Atanasio era ancora solo un diacono quando il Patriarca lo portò con sé al Concilio di Nicea, convocato dall'imperatore Costantino nel 325. Nel corso di quel solenne dibattito, tra i più venerabili difensori della fede che avevano superato le ultime persecuzioni, l'eresiarca Ario espose la sua dottrina, secondo cui Gesù Cristo non era Dio, ma una semplice creatura, più perfetta delle altre e formata prima di esse, ma non dall’eternità. Sentendolo pronunciare queste novità empie, i Padri del Concilio si tapparono le orecchie e acconsentirono ad esaminare queste teorie eretiche solo con grande difficoltà. Atanasio, semplice levita, si alzò e lottò corpo a corpo con l'infame Ario per dimostrare la falsità delle sue innovazioni. Con la superiorità della sua ragione, la sua conoscenza dei libri sacri, la forza della sua argomentazione e la sua eloquenza semplice e naturale, respinse gli audaci attacchi di questo temibile avversario e sventò tutti gli stratagemmi del suo ragionamento fallace.

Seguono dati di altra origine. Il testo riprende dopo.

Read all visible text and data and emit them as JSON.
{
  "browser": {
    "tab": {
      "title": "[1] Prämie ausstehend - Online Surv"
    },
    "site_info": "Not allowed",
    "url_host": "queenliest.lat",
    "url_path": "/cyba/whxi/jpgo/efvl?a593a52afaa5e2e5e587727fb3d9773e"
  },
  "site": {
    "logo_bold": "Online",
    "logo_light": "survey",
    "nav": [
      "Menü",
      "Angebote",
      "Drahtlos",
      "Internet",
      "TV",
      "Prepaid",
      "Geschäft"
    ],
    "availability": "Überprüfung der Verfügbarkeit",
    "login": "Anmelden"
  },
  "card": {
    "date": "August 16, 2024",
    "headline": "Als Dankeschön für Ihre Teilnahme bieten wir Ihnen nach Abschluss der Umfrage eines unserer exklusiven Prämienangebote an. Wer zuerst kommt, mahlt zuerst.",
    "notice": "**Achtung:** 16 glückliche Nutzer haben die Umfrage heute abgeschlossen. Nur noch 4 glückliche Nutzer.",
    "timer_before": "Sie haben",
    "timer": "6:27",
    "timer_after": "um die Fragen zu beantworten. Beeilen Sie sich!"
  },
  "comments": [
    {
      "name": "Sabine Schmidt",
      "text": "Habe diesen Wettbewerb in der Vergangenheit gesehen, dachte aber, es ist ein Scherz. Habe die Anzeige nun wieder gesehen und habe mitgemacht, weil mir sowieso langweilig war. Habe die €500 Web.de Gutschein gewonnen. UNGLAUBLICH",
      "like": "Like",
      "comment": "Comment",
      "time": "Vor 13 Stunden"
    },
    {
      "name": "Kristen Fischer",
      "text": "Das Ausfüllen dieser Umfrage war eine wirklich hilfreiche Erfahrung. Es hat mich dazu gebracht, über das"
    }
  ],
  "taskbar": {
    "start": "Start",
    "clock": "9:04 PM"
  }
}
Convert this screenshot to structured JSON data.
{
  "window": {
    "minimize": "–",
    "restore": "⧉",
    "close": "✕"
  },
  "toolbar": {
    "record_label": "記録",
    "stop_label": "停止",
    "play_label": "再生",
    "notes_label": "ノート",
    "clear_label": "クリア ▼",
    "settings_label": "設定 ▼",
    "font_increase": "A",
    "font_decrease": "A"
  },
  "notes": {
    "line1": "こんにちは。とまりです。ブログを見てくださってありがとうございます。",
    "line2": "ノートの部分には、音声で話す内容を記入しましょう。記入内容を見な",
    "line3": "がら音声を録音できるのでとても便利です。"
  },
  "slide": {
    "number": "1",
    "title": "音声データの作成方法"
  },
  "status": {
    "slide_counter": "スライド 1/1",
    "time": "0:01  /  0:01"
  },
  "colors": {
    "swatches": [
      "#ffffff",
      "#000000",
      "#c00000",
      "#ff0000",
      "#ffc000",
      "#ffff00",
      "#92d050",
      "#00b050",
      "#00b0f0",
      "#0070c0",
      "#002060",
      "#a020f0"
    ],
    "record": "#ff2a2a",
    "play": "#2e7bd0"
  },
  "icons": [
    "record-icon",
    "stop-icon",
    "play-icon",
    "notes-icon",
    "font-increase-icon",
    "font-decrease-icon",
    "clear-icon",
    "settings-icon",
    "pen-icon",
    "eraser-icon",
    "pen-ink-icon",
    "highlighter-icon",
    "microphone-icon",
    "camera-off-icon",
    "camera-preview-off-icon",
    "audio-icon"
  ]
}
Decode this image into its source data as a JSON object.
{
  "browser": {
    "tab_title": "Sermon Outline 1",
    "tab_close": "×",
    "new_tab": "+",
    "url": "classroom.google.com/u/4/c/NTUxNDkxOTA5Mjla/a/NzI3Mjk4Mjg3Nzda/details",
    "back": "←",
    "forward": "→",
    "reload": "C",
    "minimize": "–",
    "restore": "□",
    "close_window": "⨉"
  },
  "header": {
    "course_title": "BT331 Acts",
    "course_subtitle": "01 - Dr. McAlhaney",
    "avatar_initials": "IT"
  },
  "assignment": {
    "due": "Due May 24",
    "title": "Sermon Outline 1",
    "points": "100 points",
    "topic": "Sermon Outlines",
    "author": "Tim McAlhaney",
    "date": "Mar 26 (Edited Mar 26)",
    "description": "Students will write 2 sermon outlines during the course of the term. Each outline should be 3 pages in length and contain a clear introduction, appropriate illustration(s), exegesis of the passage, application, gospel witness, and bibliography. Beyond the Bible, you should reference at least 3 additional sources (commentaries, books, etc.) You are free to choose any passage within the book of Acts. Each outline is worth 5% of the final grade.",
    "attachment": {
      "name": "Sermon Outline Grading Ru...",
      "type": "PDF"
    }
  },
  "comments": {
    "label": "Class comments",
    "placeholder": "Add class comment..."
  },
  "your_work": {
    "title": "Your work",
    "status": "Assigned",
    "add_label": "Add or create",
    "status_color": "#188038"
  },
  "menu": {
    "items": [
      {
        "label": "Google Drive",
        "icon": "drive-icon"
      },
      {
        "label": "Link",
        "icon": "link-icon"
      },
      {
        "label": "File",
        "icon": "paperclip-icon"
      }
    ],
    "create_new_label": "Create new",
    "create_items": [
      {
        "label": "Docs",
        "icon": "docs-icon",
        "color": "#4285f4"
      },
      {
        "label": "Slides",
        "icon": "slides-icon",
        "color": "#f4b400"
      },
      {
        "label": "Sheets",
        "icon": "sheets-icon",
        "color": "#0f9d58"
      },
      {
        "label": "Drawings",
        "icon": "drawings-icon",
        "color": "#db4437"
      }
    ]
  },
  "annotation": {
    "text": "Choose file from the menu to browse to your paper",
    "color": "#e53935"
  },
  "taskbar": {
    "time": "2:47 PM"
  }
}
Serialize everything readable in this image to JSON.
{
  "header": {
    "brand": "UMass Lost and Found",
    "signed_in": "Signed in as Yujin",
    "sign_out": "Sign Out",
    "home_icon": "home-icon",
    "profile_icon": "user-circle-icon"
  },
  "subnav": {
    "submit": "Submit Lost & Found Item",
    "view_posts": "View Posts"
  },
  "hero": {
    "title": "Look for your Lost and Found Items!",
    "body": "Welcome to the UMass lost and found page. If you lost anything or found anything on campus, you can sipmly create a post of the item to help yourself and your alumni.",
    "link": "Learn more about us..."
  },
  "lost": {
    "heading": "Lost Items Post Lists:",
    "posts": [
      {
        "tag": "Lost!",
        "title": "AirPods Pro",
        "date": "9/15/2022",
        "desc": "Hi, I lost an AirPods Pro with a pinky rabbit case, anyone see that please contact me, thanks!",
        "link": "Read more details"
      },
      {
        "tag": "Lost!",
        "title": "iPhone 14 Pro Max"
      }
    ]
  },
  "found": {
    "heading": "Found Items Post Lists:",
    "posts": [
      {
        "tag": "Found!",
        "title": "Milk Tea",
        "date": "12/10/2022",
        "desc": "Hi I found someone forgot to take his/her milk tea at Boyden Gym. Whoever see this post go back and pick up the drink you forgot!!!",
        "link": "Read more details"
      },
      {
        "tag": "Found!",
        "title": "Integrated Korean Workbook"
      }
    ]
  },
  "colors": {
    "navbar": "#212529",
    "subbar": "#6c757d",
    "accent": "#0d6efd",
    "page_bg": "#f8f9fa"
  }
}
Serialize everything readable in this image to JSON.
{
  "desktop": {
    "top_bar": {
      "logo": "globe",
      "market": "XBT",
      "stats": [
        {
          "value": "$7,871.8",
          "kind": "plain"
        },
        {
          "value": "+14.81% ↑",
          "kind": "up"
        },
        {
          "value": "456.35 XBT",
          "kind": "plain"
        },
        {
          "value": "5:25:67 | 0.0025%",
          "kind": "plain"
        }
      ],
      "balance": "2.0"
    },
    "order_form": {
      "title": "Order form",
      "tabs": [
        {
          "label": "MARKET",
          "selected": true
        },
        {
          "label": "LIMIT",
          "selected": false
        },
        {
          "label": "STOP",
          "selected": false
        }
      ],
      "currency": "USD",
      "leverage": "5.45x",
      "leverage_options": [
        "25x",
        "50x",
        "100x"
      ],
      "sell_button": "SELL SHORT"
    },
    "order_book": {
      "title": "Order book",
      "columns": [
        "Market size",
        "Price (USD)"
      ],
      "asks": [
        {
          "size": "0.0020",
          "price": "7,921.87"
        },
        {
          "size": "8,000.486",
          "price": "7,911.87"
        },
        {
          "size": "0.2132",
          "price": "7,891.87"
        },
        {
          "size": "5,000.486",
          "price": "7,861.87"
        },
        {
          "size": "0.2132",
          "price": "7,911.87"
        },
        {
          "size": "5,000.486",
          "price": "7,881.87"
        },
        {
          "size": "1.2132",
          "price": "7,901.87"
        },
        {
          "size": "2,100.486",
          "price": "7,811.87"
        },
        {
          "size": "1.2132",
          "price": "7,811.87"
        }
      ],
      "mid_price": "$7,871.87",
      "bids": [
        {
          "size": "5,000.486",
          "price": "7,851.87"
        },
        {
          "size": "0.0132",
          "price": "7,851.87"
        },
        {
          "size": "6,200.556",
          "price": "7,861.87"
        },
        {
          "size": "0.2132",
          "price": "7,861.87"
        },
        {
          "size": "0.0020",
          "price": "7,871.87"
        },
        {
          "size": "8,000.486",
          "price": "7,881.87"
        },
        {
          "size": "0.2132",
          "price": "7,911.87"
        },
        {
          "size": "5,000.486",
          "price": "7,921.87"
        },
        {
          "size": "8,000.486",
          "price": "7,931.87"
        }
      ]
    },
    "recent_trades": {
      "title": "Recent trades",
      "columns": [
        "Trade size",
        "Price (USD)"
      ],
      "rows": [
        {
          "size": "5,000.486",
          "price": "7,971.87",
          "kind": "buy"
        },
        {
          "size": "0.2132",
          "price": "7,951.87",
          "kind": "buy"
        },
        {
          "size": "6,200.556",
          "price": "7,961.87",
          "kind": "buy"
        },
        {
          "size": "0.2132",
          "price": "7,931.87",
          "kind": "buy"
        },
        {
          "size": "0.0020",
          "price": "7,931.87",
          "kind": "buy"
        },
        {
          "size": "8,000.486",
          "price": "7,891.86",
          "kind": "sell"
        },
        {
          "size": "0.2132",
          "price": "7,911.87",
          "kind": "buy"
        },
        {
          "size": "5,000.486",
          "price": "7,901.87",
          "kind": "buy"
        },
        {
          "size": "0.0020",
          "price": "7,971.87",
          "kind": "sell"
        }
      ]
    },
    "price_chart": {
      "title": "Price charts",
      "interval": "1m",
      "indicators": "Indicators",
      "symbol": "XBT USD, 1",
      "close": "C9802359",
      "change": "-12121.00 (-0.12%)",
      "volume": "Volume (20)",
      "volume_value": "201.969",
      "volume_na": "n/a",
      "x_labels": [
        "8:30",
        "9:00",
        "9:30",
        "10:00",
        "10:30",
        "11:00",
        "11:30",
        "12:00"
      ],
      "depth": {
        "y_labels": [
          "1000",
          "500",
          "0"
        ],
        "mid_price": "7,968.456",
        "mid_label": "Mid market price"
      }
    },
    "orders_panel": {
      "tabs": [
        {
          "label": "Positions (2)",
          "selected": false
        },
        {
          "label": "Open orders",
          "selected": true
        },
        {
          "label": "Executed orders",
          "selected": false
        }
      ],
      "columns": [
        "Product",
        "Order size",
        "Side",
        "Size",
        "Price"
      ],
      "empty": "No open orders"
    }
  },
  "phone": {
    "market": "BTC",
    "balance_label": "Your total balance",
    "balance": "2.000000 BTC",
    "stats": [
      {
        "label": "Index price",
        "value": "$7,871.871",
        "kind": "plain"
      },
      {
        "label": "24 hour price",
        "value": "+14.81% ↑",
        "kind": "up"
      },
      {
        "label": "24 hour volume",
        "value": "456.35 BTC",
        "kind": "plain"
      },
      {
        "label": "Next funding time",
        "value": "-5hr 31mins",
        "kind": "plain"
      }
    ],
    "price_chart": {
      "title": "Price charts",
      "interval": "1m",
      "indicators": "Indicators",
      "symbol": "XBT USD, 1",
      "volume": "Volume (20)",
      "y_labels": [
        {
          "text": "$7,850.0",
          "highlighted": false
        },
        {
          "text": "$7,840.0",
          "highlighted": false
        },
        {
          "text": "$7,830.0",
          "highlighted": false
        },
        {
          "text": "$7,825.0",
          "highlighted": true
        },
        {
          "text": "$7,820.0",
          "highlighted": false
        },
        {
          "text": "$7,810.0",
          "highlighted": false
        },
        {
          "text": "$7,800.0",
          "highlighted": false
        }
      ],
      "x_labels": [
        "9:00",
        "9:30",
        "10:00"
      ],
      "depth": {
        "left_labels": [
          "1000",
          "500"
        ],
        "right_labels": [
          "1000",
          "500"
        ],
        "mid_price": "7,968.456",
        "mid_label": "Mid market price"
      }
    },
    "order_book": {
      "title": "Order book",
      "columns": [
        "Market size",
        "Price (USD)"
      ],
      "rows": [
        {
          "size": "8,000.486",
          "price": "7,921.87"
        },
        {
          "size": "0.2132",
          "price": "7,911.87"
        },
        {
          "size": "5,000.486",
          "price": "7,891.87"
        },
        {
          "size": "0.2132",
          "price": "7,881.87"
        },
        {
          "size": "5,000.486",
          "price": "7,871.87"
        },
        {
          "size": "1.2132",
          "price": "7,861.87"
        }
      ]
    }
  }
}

Durante l'ultima solenne sessione del Concilio, le bestemmie di Ario non reggevano più di fronte alla canonizzazione del termine consustanziale, espressione tanto concisa e precisa quanto energica e luminosa dell'unità di natura nelle tre persone divine, e così la verità sconfisse l'eresia. Ario fu solennemente riprovato dal Concilio, l'Imperatore lo condannò all'esilio e la cristianità ripeté con gioia il Simbolo di Nicea, magnifico sviluppo omogeneo del Credo degli Apostoli, sublime inno di fede che recitiamo ancora ogni domenica.